The buzz words in Fed policy is that interest rate increases will be data driven and the progress that trends make toward meeting two subjectively defined criteria dealing with the labor market and inflation.  Prior to 1994 when changes in Federal Reserve policy weren’t even reported when done, good Fed watching required highly refined skills.  The push for transparency took a lot of the fun away from the game, but now it seems that without throwing transparency away that the old skills will be again required. 

Not every interest rate hike is the same.  Those done recently, for instance, by Ukraine and Brazil, were intended to counter inflation and currency vulnerability.  When the time comes for the Federal Reserve to raise interest rates, it will on the surface be a sign of perceived relative strength.  The operative word there is “relative.”  U.S. GDP has expanded faster than the growth of most other large developed economies, but the U.S. performance is not good in the context of U.S. historical norms.  For all the hoopla about improvement, U.S. real GDP growth in 2014 of 2.4% was hardly different from that of 2.2% in 2013 or 2.3% in 2012.  It used to be that 3.0% growth divided a good year from the rest, and only 3.8% in 2004 and 3.3% in 2005 met that criterion among the past fourteen calendar years.  And while the first derivative of U.S. economic activity is hovering above 2.0%, the second derivative really reveal very scant acceleration in that growth.  Digging even deeper, one finds little grounds for great confidence in nonfarm labor productivity, which posted sequential low and declining rises of 1.0% in 2012, 0.9% in 2013, and 0.7% in 2014.  In the late 1990s golden age of the dollar, an explosion of U.S. productivity caused by beneficial applications of computer power made the rising dollar seems fundamentally right and harmless to the U.S. economy.  In the other golden dollar era, the steep decline from double digit inflation back to historical norms did the same.  There isn’t a U.S.-centric reason why it is appropriate and safe for the dollar to be climbing so steeply.

An additional challenge for those trying to fathom what the dollar will do next is the great amount of noise found in market data.  It’s bad enough that just when U.S. monetary policy is moving to a higher level of alert for launching rate increases that only labor market data are performing as well as hoped.  At the same time, stocks and bonds are swinging unnaturally widely.  If the Dow Jones Industrial Average falls over 100 points today, it would be the sixth such drop of the month to go along with five daily rises of over 100 points and just three sessions that saw a move of less than 100 points.  The big moves have not evolved in runs as one might imagine but rather in ping-pong fashion, jumping one day, plunging the next, and rebounding again on a third.  In fixed incomes, 10-year sovereign debt yields have fallen in the past week by 10-20 basis points in the U.S., U.K., Canada, and Australia and from 0.25% to an incredibly low 0.18% in Germany.
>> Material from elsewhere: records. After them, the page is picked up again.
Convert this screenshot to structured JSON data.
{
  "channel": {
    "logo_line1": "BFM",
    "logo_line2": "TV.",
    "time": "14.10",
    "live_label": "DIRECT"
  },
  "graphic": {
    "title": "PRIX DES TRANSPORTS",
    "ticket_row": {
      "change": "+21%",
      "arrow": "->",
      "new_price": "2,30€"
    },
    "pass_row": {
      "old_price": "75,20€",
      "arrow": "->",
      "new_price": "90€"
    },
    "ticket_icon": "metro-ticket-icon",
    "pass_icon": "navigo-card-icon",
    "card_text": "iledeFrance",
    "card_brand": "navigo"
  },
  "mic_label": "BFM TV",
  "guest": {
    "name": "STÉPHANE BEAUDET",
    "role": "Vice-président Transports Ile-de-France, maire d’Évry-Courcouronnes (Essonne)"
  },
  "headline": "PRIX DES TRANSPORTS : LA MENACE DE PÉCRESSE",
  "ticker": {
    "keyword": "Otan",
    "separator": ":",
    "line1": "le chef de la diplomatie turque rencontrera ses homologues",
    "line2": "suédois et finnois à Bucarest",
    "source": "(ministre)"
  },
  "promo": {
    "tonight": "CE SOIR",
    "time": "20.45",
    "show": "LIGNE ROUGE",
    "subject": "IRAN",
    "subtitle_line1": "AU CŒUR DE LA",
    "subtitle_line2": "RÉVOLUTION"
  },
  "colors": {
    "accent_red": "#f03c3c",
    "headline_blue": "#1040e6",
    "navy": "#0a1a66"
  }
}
WTI crude oil has declined over 10% since March 11. 

Such volatility dwarfs the information upon which it is feeding and underscores that when the Fed starts raising interest rates instead of considering such as now, it will be a true leap into unchartered waters of unknown depth.  The ECB and Bank of Japan in recent years had regrettable experiences after unwisely attempting to normalize interest rates.  The market reaction to Fed tightening in 1994 caused U.S. growth to slow very sharply in early 1995, and premature tightening in 1937 led to the deep recession within the Great Depression.  Knowing this history, top Fed officials will be watching the U.S. economy’s response on all imaginable levels especially the dollar when it acts and hoping that it is indeed possible to get there from here, meaning to an eventual appropriate long-run level for the federal funds rate that FOMC members according to the latest dot plot believe to be 3.5-3.75%.  I suspect equilibrium will prove considerably lower.